At the end of his life, Russian author Leo Tolstoy (played here by an impressively bewhiskered Christopher Plummer) was a huge celebrity in his native land and inspired the fervent dedication of a group who followed his philosophies and teachings, calling themselves Tolstoyans. As portrayed in director Michael Hoffman’s The Last Station, one gets the sense of the group — those that settled on a plot of land near Tolstoy’s own home, anyway — as an early hippie commune. Minus the sex and drugs of course, both of which were frowned upon by Tolstoyan doctrine.

As a period biopic, Hoffman’s film is rather sedate and ordinary. While well-crafted, with an elegant visual sense and careful attention to period detail, it too often falls victim to its own melodrama — particularly as it drops the somewhat tongue-in-cheek tone of its early scenes.

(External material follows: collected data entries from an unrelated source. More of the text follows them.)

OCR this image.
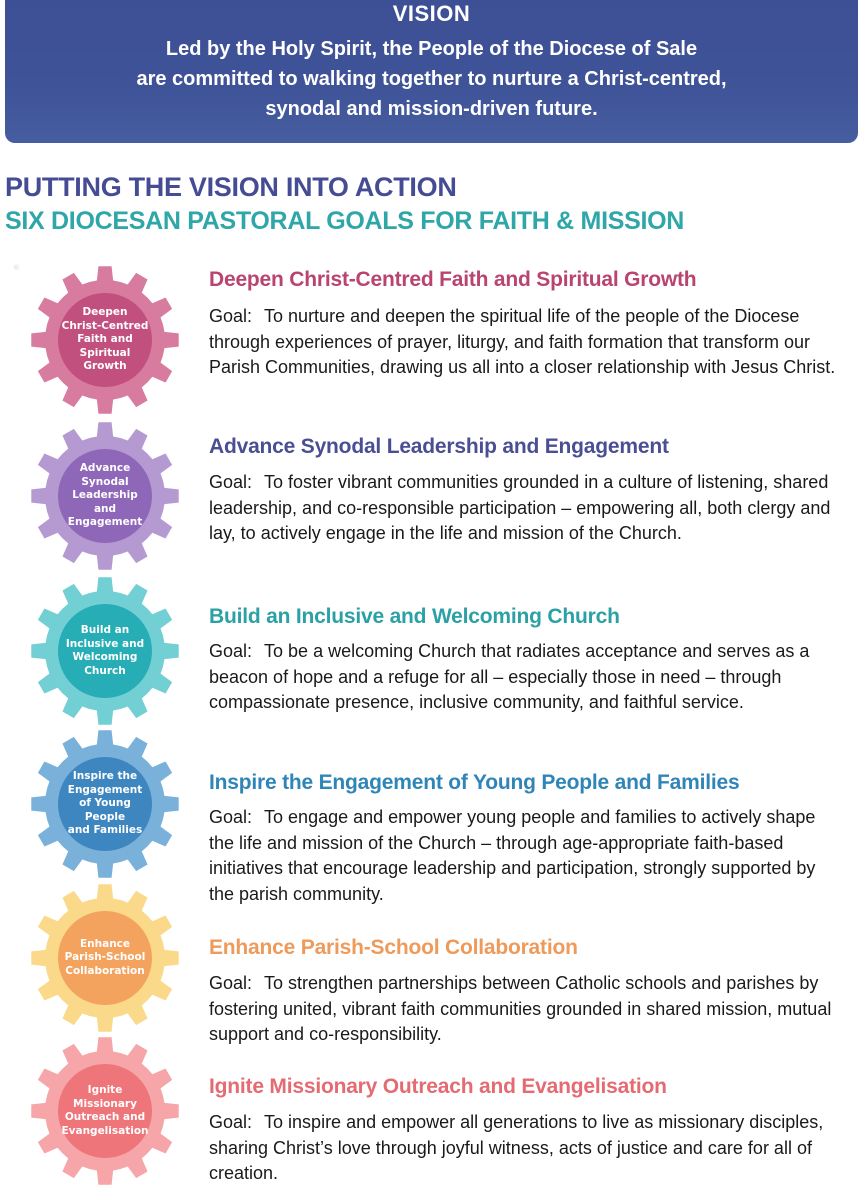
VISION
Led by the Holy Spirit, the People of the Diocese of Sale
are committed to walking together to nurture a Christ-centred,
synodal and mission-driven future.
PUTTING THE VISION INTO ACTION
SIX DIOCESAN PASTORAL GOALS FOR FAITH & MISSION
ⓒ
Deepen
Christ-Centred
Faith and
Spiritual Growth
Deepen Christ-Centred Faith and Spiritual Growth
Goal: To nurture and deepen the spiritual life of the people of the Diocese through experiences of prayer, liturgy, and faith formation that transform our Parish Communities, drawing us all into a closer relationship with Jesus Christ.
Advance
Synodal
Leadership and
Engagement
Advance Synodal Leadership and Engagement
Goal: To foster vibrant communities grounded in a culture of listening, shared leadership, and co-responsible participation – empowering all, both clergy and lay, to actively engage in the life and mission of the Church.
Build an
Inclusive and
Welcoming
Church
Build an Inclusive and Welcoming Church
Goal: To be a welcoming Church that radiates acceptance and serves as a beacon of hope and a refuge for all – especially those in need – through compassionate presence, inclusive community, and faithful service.
Inspire the
Engagement
of Young People
and Families
Inspire the Engagement of Young People and Families
Goal: To engage and empower young people and families to actively shape the life and mission of the Church – through age-appropriate faith-based initiatives that encourage leadership and participation, strongly supported by the parish community.
Enhance
Parish-School
Collaboration
Enhance Parish-School Collaboration
Goal: To strengthen partnerships between Catholic schools and parishes by fostering united, vibrant faith communities grounded in shared mission, mutual support and co-responsibility.
Ignite
Missionary
Outreach and
Evangelisation
Ignite Missionary Outreach and Evangelisation
Goal: To inspire and empower all generations to live as missionary disciples, sharing Christ’s love through joyful witness, acts of justice and care for all of creation.
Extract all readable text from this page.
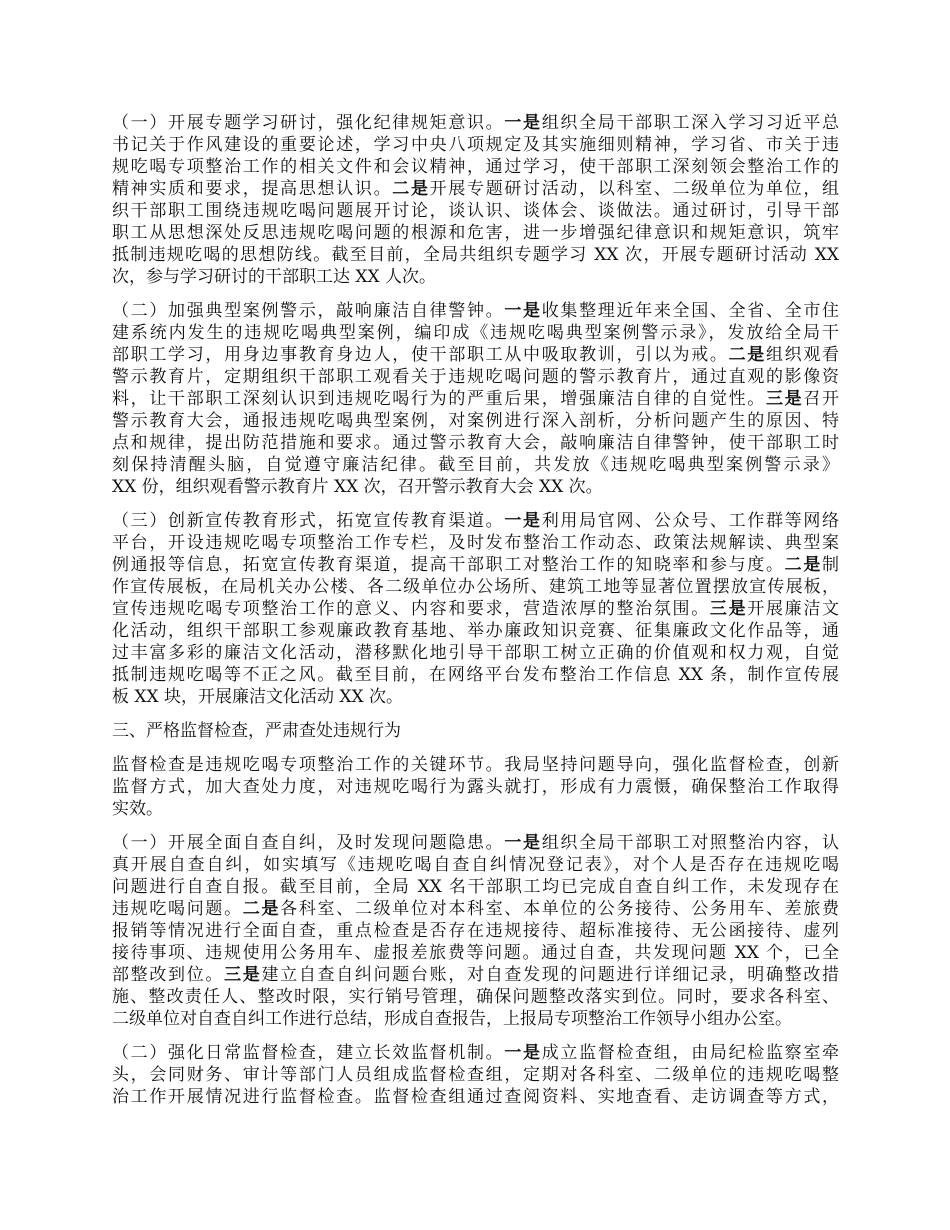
（一）开展专题学习研讨，强化纪律规矩意识。一是组织全局干部职工深入学习习近平总
书记关于作风建设的重要论述，学习中央八项规定及其实施细则精神，学习省、市关于违
规吃喝专项整治工作的相关文件和会议精神，通过学习，使干部职工深刻领会整治工作的
精神实质和要求，提高思想认识。二是开展专题研讨活动，以科室、二级单位为单位，组
织干部职工围绕违规吃喝问题展开讨论，谈认识、谈体会、谈做法。通过研讨，引导干部
职工从思想深处反思违规吃喝问题的根源和危害，进一步增强纪律意识和规矩意识，筑牢
抵制违规吃喝的思想防线。截至目前，全局共组织专题学习 XX 次，开展专题研讨活动 XX
次，参与学习研讨的干部职工达 XX 人次。

（二）加强典型案例警示，敲响廉洁自律警钟。一是收集整理近年来全国、全省、全市住
建系统内发生的违规吃喝典型案例，编印成《违规吃喝典型案例警示录》，发放给全局干
部职工学习，用身边事教育身边人，使干部职工从中吸取教训，引以为戒。二是组织观看
警示教育片，定期组织干部职工观看关于违规吃喝问题的警示教育片，通过直观的影像资
料，让干部职工深刻认识到违规吃喝行为的严重后果，增强廉洁自律的自觉性。三是召开
警示教育大会，通报违规吃喝典型案例，对案例进行深入剖析，分析问题产生的原因、特
点和规律，提出防范措施和要求。通过警示教育大会，敲响廉洁自律警钟，使干部职工时
刻保持清醒头脑，自觉遵守廉洁纪律。截至目前，共发放《违规吃喝典型案例警示录》
XX 份，组织观看警示教育片 XX 次，召开警示教育大会 XX 次。

（三）创新宣传教育形式，拓宽宣传教育渠道。一是利用局官网、公众号、工作群等网络
平台，开设违规吃喝专项整治工作专栏，及时发布整治工作动态、政策法规解读、典型案
例通报等信息，拓宽宣传教育渠道，提高干部职工对整治工作的知晓率和参与度。二是制
作宣传展板，在局机关办公楼、各二级单位办公场所、建筑工地等显著位置摆放宣传展板，
宣传违规吃喝专项整治工作的意义、内容和要求，营造浓厚的整治氛围。三是开展廉洁文
化活动，组织干部职工参观廉政教育基地、举办廉政知识竞赛、征集廉政文化作品等，通
过丰富多彩的廉洁文化活动，潜移默化地引导干部职工树立正确的价值观和权力观，自觉
抵制违规吃喝等不正之风。截至目前，在网络平台发布整治工作信息 XX 条，制作宣传展
板 XX 块，开展廉洁文化活动 XX 次。

三、严格监督检查，严肃查处违规行为

监督检查是违规吃喝专项整治工作的关键环节。我局坚持问题导向，强化监督检查，创新
监督方式，加大查处力度，对违规吃喝行为露头就打，形成有力震慑，确保整治工作取得
实效。

（一）开展全面自查自纠，及时发现问题隐患。一是组织全局干部职工对照整治内容，认
真开展自查自纠，如实填写《违规吃喝自查自纠情况登记表》，对个人是否存在违规吃喝
问题进行自查自报。截至目前，全局 XX 名干部职工均已完成自查自纠工作，未发现存在
违规吃喝问题。二是各科室、二级单位对本科室、本单位的公务接待、公务用车、差旅费
报销等情况进行全面自查，重点检查是否存在违规接待、超标准接待、无公函接待、虚列
接待事项、违规使用公务用车、虚报差旅费等问题。通过自查，共发现问题 XX 个，已全
部整改到位。三是建立自查自纠问题台账，对自查发现的问题进行详细记录，明确整改措
施、整改责任人、整改时限，实行销号管理，确保问题整改落实到位。同时，要求各科室、
二级单位对自查自纠工作进行总结，形成自查报告，上报局专项整治工作领导小组办公室。

（二）强化日常监督检查，建立长效监督机制。一是成立监督检查组，由局纪检监察室牵
头，会同财务、审计等部门人员组成监督检查组，定期对各科室、二级单位的违规吃喝整
治工作开展情况进行监督检查。监督检查组通过查阅资料、实地查看、走访调查等方式，
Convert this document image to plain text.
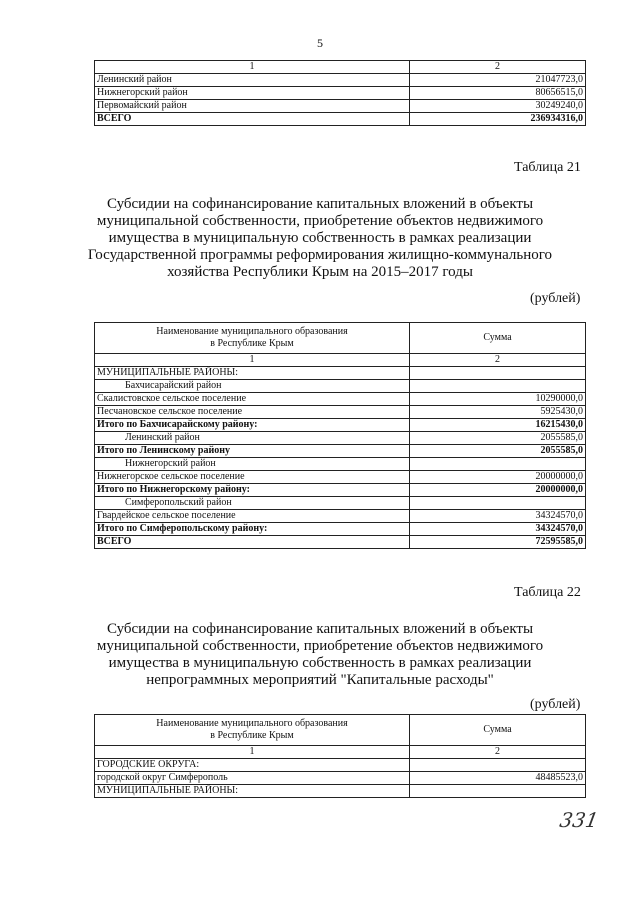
5
1	2
Ленинский район	21047723,0
Нижнегорский район	80656515,0
Первомайский район	30249240,0
ВСЕГО	236934316,0
Таблица 21
Субсидии на софинансирование капитальных вложений в объекты
муниципальной собственности, приобретение объектов недвижимого
имущества в муниципальную собственность в рамках реализации
Государственной программы реформирования жилищно-коммунального
хозяйства Республики Крым на 2015–2017 годы
(рублей)
Наименование муниципального образования
в Республике Крым	Сумма
1	2
МУНИЦИПАЛЬНЫЕ РАЙОНЫ:	
Бахчисарайский район	
Скалистовское сельское поселение	10290000,0
Песчановское сельское поселение	5925430,0
Итого по Бахчисарайскому району:	16215430,0
Ленинский район	2055585,0
Итого по Ленинскому району	2055585,0
Нижнегорский район	
Нижнегорское сельское поселение	20000000,0
Итого по Нижнегорскому району:	20000000,0
Симферопольский район	
Гвардейское сельское поселение	34324570,0
Итого по Симферопольскому району:	34324570,0
ВСЕГО	72595585,0
Таблица 22
Субсидии на софинансирование капитальных вложений в объекты
муниципальной собственности, приобретение объектов недвижимого
имущества в муниципальную собственность в рамках реализации
непрограммных мероприятий "Капитальные расходы"
(рублей)
Наименование муниципального образования
в Республике Крым	Сумма
1	2
ГОРОДСКИЕ ОКРУГА:	
городской округ Симферополь	48485523,0
МУНИЦИПАЛЬНЫЕ РАЙОНЫ:	
331
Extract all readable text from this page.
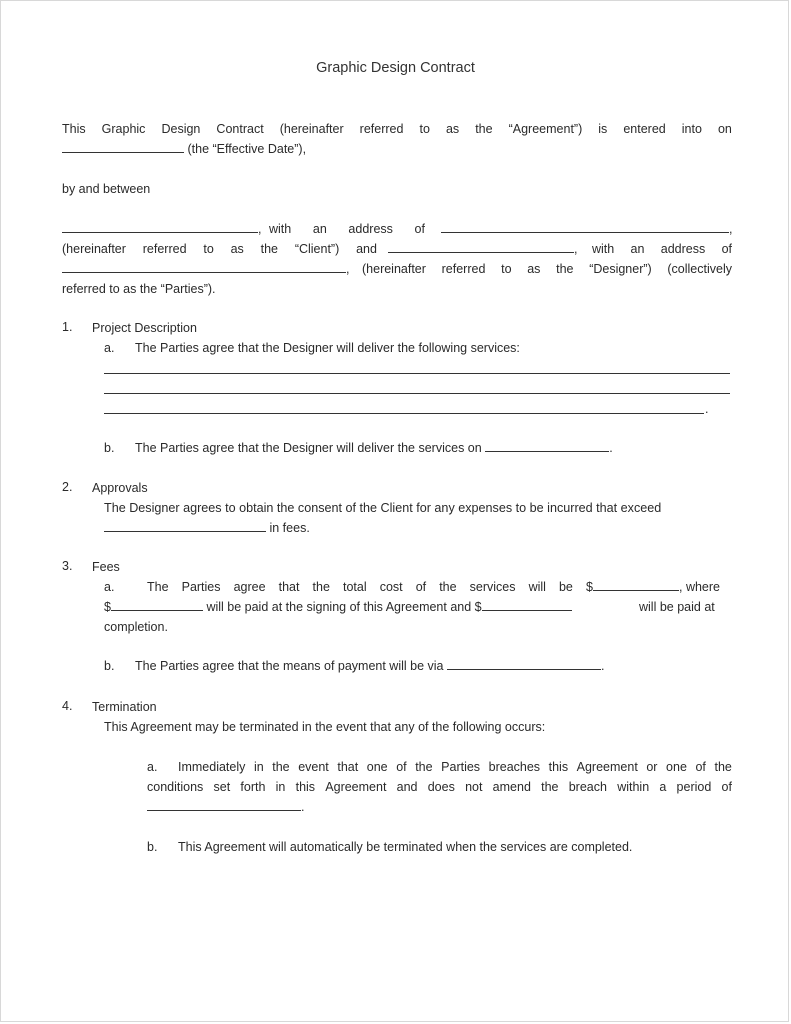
Graphic Design Contract
This Graphic Design Contract (hereinafter referred to as the “Agreement”) is entered into on
(the “Effective Date”),
by and between
, with an address of	,
(hereinafter referred to as the “Client”) and	, with an address of
, (hereinafter referred to as the “Designer”) (collectively
referred to as the “Parties”).
1. Project Description
a. The Parties agree that the Designer will deliver the following services:
.
b. The Parties agree that the Designer will deliver the services on	.
2. Approvals
The Designer agrees to obtain the consent of the Client for any expenses to be incurred that exceed
in fees.
3. Fees
a.	The Parties agree that the total cost of the services will be $	, where
$	will be paid at the signing of this Agreement and $	will be paid at
completion.
b. The Parties agree that the means of payment will be via	.
4. Termination
This Agreement may be terminated in the event that any of the following occurs:
a. Immediately in the event that one of the Parties breaches this Agreement or one of the
conditions set forth in this Agreement and does not amend the breach within a period of
.
b. This Agreement will automatically be terminated when the services are completed.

This early portion of the film focuses primarily on Valentin Bulgakov (James McAvoy), a young writer who applies to become Tolstoy’s personal secretary, getting the job after an awkward interview with a close adviser of Tolstoy, and one of the leaders of the Tolstoyan movement, Vladimir Chertkov (Paul Giamatti). Valentin is a ball of nerves in this stage of the movie — his interview, his first meetings with Tolstoy, his assimilation into the commune — fidgety, uncomfortable, and given to fits of sneezing whenever overcome by his anxieties, an idiosyncrasy played fairly effectively for laughs.